I have thrice been an immigrant. Once to Australia I was allowed to enter after seven months of interview and application forms and that despite having a tertiary qualifications and a promised job. My second migration was to PNG when on one trip (post being a kiap) I was threatened with being put back on a Qantas flight to the UK.
The final immigration situation arose when I returned to the UK after 30 years abroad to be told I had no legal right of residence in the UK. That took me seven months of interviews and much paperwork. Even then the UK Government would not allow my wife and children to join me despite it being against the UNHCR rights of family life rule. It had passed a law saying I had to earn at least K72000 (£18000) a year to have them join me.
I did smile once during the officialdom saga when they wanted to lower any cash benefits payable to me. They asked to see my last home and what price had I sold it for before leaving PNG. Why did I smile? Because luckily I had a photo of my 100% bush material hut that was my home in South Lavongai.
On seeing it the official didn’t know how to enter a value for that in the files. Nor when they asked how much my wife earned per week working in retailing. I recall that in 2000 she was paid about K60 (£15) a week which made the officer’s eyes open wide and he admitted that her lowly income figure entitled him to disregard it in his calculations for my payment.
I mention these personal events because most of us would accept the rule of law as being paramount in any civilised society. No nation on earth that I am aware of has an open borders rule that allows anyone to enter and reside permanently therein. Even the mighty bureaucratic EU regime where all of its 28 states are equal members was pushed by the unequally powerful German & French states to open the floodgates in 2015 to millions of would be asylum seekers.
Even today there are thousands squatting on its Greek borders at the behest of the Turkish Islamic Government forcing more co-religionists not to stay on Turkish land. Scenes of rioting by some of them would lead me to say, “Sorry you don’t appear to be the sort of immigrant any responsible nation would want to even start to consider as welcome immigrants!”

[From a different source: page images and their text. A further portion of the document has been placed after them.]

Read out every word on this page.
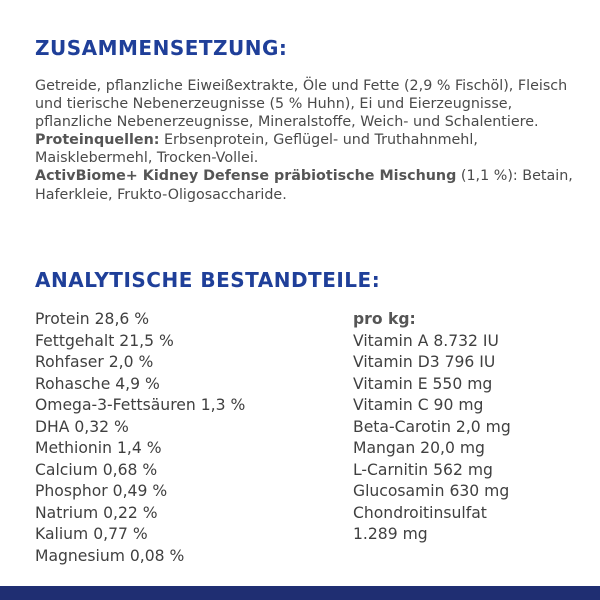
ZUSAMMENSETZUNG:

Getreide, pflanzliche Eiweißextrakte, Öle und Fette (2,9 % Fischöl), Fleisch und tierische Nebenerzeugnisse (5 % Huhn), Ei und Eierzeugnisse, pflanzliche Nebenerzeugnisse, Mineralstoffe, Weich- und Schalentiere.

Proteinquellen: Erbsenprotein, Geflügel- und Truthahnmehl, Maisklebermehl, Trocken-Vollei.

ActivBiome+ Kidney Defense präbiotische Mischung (1,1 %): Betain, Haferkleie, Frukto-Oligosaccharide.

ANALYTISCHE BESTANDTEILE:
Protein 28,6 %
Fettgehalt 21,5 %
Rohfaser 2,0 %
Rohasche 4,9 %
Omega-3-Fettsäuren 1,3 %
DHA 0,32 %
Methionin 1,4 %
Calcium 0,68 %
Phosphor 0,49 %
Natrium 0,22 %
Kalium 0,77 %
Magnesium 0,08 %
pro kg:
Vitamin A 8.732 IU
Vitamin D3 796 IU
Vitamin E 550 mg
Vitamin C 90 mg
Beta-Carotin 2,0 mg
Mangan 20,0 mg
L-Carnitin 562 mg
Glucosamin 630 mg
Chondroitinsulfat
1.289 mg
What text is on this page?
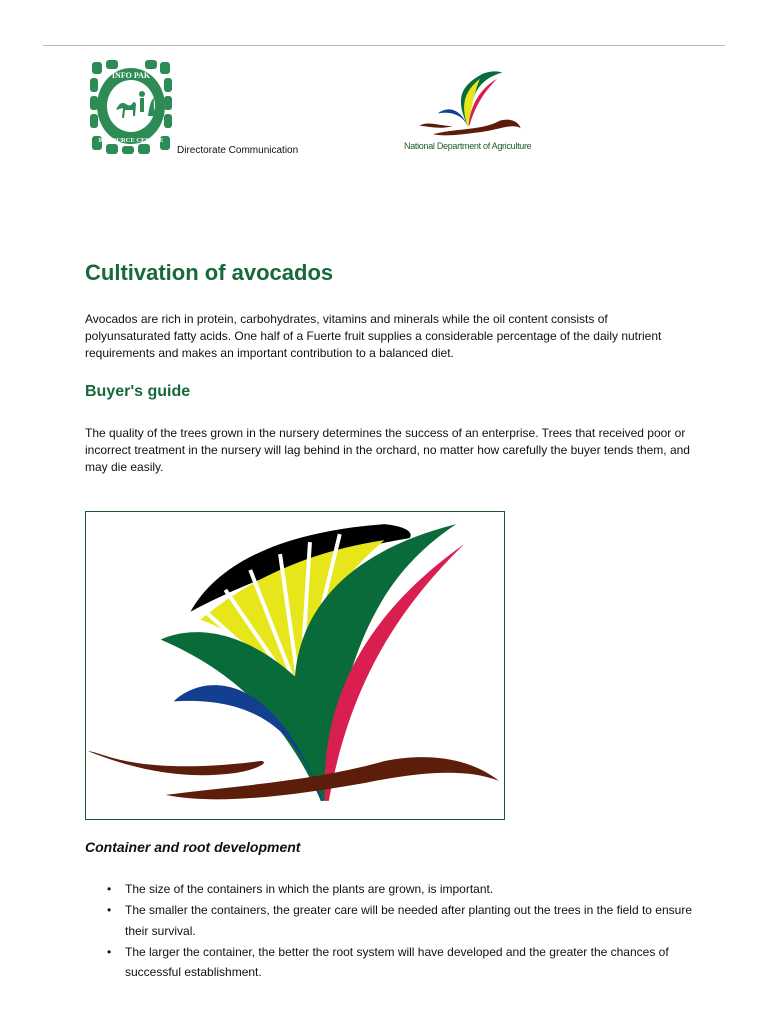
INFO PAK
RESOURCE CENTRE
Directorate Communication	National Department of Agriculture
Cultivation of avocados

Avocados are rich in protein, carbohydrates, vitamins and minerals while the oil content consists of polyunsaturated fatty acids. One half of a Fuerte fruit supplies a considerable percentage of the daily nutrient requirements and makes an important contribution to a balanced diet.

Buyer's guide

The quality of the trees grown in the nursery determines the success of an enterprise. Trees that received poor or incorrect treatment in the nursery will lag behind in the orchard, no matter how carefully the buyer tends them, and may die easily.

Container and root development
• The size of the containers in which the plants are grown, is important.
• The smaller the containers, the greater care will be needed after planting out the trees in the field to ensure their survival.
• The larger the container, the better the root system will have developed and the greater the chances of successful establishment.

Mentioning violence I wonder if in his book Boochani mentions the fate of a G4S guard who suffered brain damage during the Feb.2014 riots in the Manus Centre. Guess I should buy it. That well patronised UK outsourcing company lost its Australian contract over those nasty happenings. Though I remember it for another failure when it couldn’t organise security properly during the London Olympics of 2012. Yet the UK Government still thinks it’s a source of solar light from its rear orifice and continues to hand it expensive contracts to further the Tory mantra of ‘Private Enterprise Good Public Service Bad’ – UNTIL the C-Virus strikes and policies change.
I hope NZ will now do the right thing and allow the Iranian author to stay as he has hopefully been a model temporary resident.
A final wish is that any person wanting to emigrate to any nation follows the legal channels available to him or her.
_________
Asylum seekers are not illegal immigrants - KJ
Posted by: Arthur Williams | 30 March 2020 at 01:10 AM
I went to Manus Island last week and asked friends to take me to the detention centre to see how it was like.
I didn't feel like taking photos of it where fellow human beings were held against their will. They should have been sent straight back and not held anywhere. This was mental torture for them.
Manus is a tiny island, where nothing much happens. I missed the crowds you see at Mt Hagen or Wapenamanda airport. Its a good destination for a couple of days of relaxation but I wouldn't live there. And to stay in a detention centre against my will is unimaginable. I applaud Boochani for having kept his cool to record everything down.
Phil, your description of the camp as a mine camp is accurate. Porgera Gold mine looked like the detention centre when it was at construction stage.